TEHRAN – The chairman of Iraq’s Popular Mobilization Units (PMU), also known as Hashd al-Sha’abi, said the anti-terror resistance group will oversee the security of Arbaeen processions underway in the Arab country.
Speaking at a press conference on Tuesday, Falih al-Fayyadh stressed that despite all challenges caused by the coronavirus pandemic, Hashd al-Sha’abi has managed to provide security for Arbaeen processions.
Hashd al-Shaabi forces are involved in many security and support programs to safeguard the rituals, al-Forat news agency quoted Fayyadh as saying, according to Press TV.

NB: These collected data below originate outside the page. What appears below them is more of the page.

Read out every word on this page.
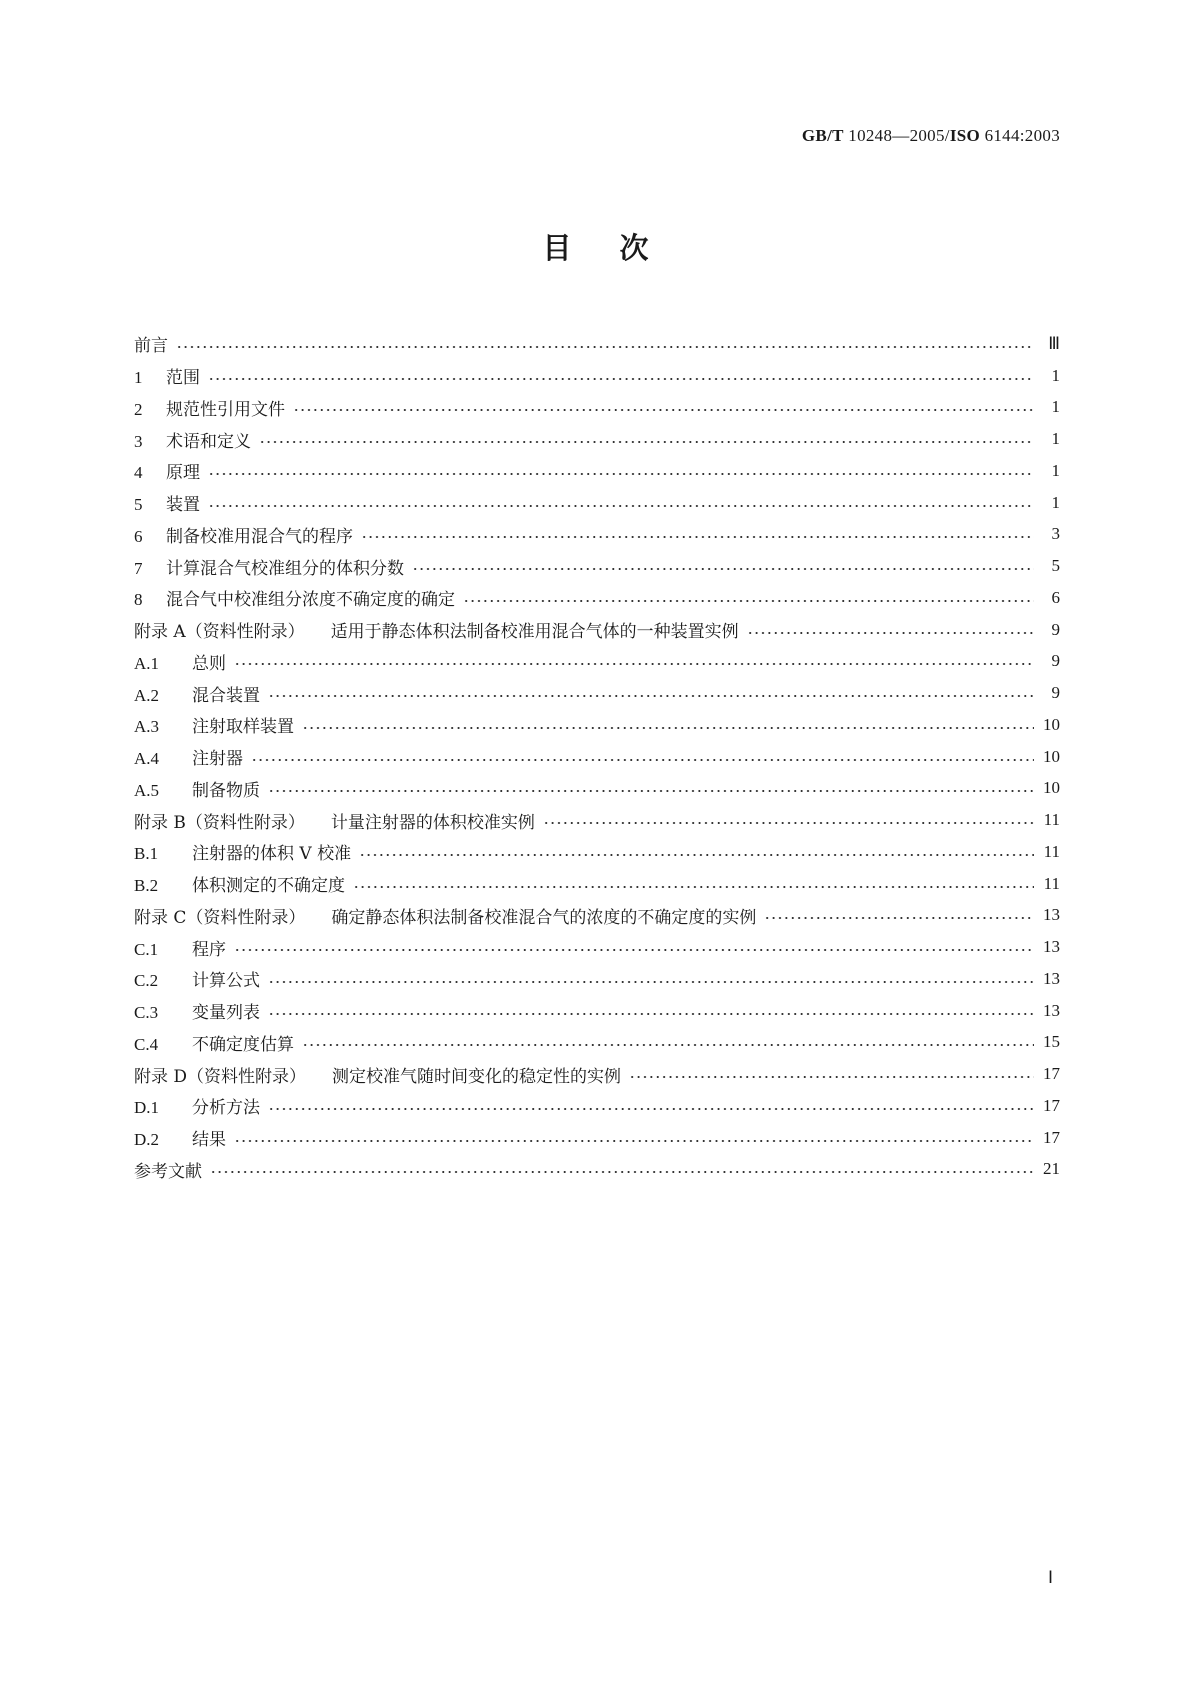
GB/T 10248—2005/ISO 6144:2003
目次
前言	Ⅲ
1 范围	1
2 规范性引用文件	1
3 术语和定义	1
4 原理	1
5 装置	1
6 制备校准用混合气的程序	3
7 计算混合气校准组分的体积分数	5
8 混合气中校准组分浓度不确定度的确定	6
附录 A（资料性附录） 适用于静态体积法制备校准用混合气体的一种装置实例	9
A.1 总则	9
A.2 混合装置	9
A.3 注射取样装置	10
A.4 注射器	10
A.5 制备物质	10
附录 B（资料性附录） 计量注射器的体积校准实例	11
B.1 注射器的体积 V 校准	11
B.2 体积测定的不确定度	11
附录 C（资料性附录） 确定静态体积法制备校准混合气的浓度的不确定度的实例	13
C.1 程序	13
C.2 计算公式	13
C.3 变量列表	13
C.4 不确定度估算	15
附录 D（资料性附录） 测定校准气随时间变化的稳定性的实例	17
D.1 分析方法	17
D.2 结果	17
参考文献	21
Ⅰ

Arbaeen marks the 40th day after the anniversary of the martyrdom of Imam Hussein (AS), the third Shiite imam, along with 72 of his companions in the Battle of Karbala, in southern Iraq, in 680 AD after fighting courageously for justice against the much larger army of the Umayyad caliph, Yazid I.
Each year, Millions of Muslim mourners set off on a symbolic 80-kilometer walk that begins from Najaf, where Imam Hossein’s father Imam Ali (AS) is buried, to the holy city of Karbala, where Imam Hussein’s shrine is located.
Accommodating the pilgrims along the road, as well as in both Najaf and Karbala, are thousands of make-shift tents, also known as mawkibs, that provide a wide range of services from votive food to medical care.
This year, however, foreign pilgrims have been barred from visiting Iraq due to the coronavirus outbreak and the Arbaeen march will be held with the participation of local Iraqis only.
Elsewhere in his remarks, Fayyadh said the Arbaeen pilgrimage has united the Iraqi people and Hashd al-Shaabi, adding that the pro-government group will help the nation solve its problems.
“We promise Iraq’s religious authority and people that Hashd al-Shaabi will remain the guardian of Iraqi sovereignty and beyond all disputes,” he noted.
Hashd al-Shaabi is a government-sponsored umbrella organization composed of around 40 factions of volunteer counter-terrorism forces, including mostly Shiite Muslims besides Sunni Muslims, Christians and Kurds.
Its formation goes back to the summer of 2014, shortly after Daesh, the world’s most notorious terror group, showed its face and managed to occupy swathes of territory in Iraq.
Hashd al-Shaabi’s efficient role in Daesh’s defeat turned the force into a permanent and broadly-popular feature of Iraq’s social, political and security landscapes, despite attempts by the US and its allies to depict the group’s mission as sectarian in nature.
In November 2016, the Iraqi parliament recognized Hashd al-Shaabi as an official force with similar rights as those of the regular army, therefore legally establishing it as part of the National Armed Forces.